SSE sees network woes overshadow retail cheer
The firm said improved trading across its energy services division is helping drive wholesale and retail profits higher.
Energy supplier SSE has reiterated warnings over a hit to profits in spite of a better-than-expected performance in its retail gas and electricity arm.
Improved trading across its energy services division – offering boiler cover, broadband and telephone services – and business supply operation is helping drive profits higher across the wholesale and retail division.
The Big Six provider said it expects half-year results in November will show an increase in underlying earnings for that division.
This comes despite hefty falls in customer numbers in recent months.
But SSE – which hiked dual fuel prices by 6.9% in April – confirmed operating profits overall will be impacted by woes in its network business.
Annual earnings in the networks business will be around £150 million lower due to the phasing of its investment in energy network projects which will result in lower revenues, as well as a reduced share in SGN after it sold a stake last autumn.
SSE sought to assure investors it still expects to increase its full-year dividend payout at least in line with Retail Prices Index inflation.
Gregor Alexander, finance director of SSE, said: “We are encouraged with what has been achieved in the first half of the financial year, but energy provision is always complex, especially in the autumn and winter period.

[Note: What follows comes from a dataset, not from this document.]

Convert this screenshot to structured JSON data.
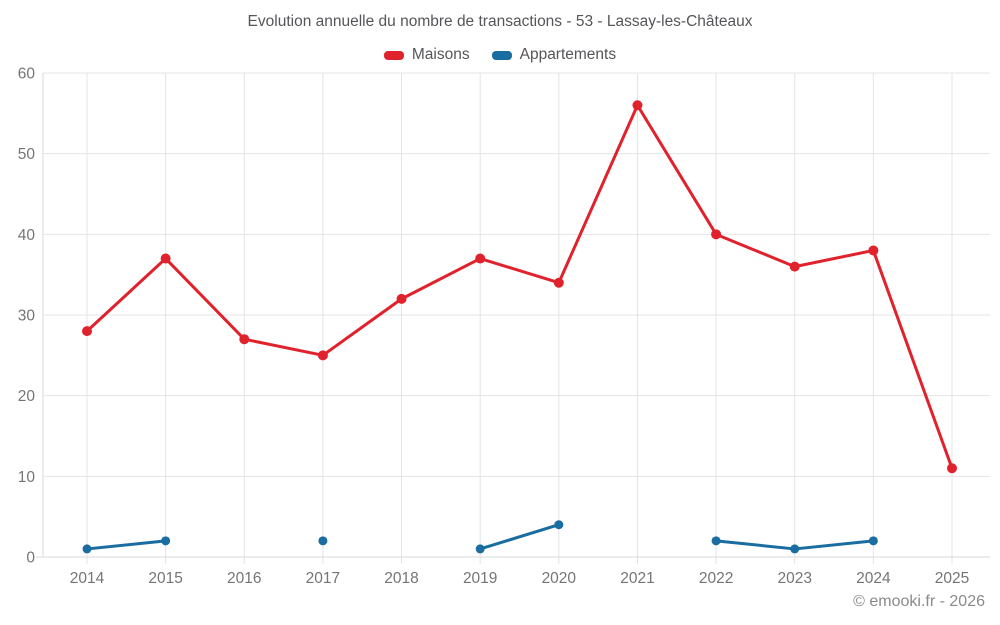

“Our focus is on doing the right things and making the right decisions necessary to secure positive outcomes for customers and investors.”

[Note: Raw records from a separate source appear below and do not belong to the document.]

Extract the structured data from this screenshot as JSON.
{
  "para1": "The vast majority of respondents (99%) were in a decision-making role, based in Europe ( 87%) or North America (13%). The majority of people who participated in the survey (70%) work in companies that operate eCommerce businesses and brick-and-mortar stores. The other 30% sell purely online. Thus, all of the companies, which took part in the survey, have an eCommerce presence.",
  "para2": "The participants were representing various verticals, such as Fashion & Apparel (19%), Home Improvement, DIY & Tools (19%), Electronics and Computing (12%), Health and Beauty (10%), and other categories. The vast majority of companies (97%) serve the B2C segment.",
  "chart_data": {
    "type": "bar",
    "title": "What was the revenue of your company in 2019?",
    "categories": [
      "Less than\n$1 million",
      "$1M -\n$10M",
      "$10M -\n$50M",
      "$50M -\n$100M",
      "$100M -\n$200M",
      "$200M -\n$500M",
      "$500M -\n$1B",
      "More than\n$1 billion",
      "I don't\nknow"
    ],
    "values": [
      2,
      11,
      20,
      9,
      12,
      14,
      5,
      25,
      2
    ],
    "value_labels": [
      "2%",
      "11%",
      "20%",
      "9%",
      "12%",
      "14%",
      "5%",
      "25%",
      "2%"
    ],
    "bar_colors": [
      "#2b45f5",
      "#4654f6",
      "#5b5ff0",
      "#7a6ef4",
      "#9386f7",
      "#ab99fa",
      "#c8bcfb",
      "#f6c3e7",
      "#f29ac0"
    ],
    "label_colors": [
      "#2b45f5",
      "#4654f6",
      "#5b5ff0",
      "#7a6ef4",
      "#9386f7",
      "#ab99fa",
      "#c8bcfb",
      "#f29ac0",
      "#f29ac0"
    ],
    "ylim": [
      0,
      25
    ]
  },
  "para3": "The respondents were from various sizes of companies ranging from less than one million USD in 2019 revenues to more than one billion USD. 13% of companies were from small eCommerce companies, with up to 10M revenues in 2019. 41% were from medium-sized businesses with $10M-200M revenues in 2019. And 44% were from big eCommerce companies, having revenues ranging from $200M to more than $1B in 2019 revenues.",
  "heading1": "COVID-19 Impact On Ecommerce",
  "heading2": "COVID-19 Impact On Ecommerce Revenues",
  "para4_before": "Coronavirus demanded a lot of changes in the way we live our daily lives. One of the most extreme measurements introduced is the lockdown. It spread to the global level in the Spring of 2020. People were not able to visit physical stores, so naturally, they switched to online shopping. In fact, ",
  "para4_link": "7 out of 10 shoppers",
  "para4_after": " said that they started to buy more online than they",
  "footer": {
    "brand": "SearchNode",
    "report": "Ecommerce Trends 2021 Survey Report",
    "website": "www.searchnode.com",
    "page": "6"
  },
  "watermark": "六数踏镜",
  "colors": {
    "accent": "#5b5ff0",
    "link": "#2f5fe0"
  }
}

SSE revealed in July that it had lost another 230,000 customer accounts in its first quarter to the end of June as households continued to switch to cheaper rivals.
Total customer accounts in the UK and Ireland dropped to 7.77 million from 8 million a year earlier.
George Salmon, equity analyst at Hargreaves Lansdown, said SSE’s “remarkable track record” on dividend payouts may not last.
“With customer numbers falling and political pressure for an energy market upheaval growing, we feel in order to keep this impressive dividend growth record going in the years to come, the group must start generating higher returns,” he added.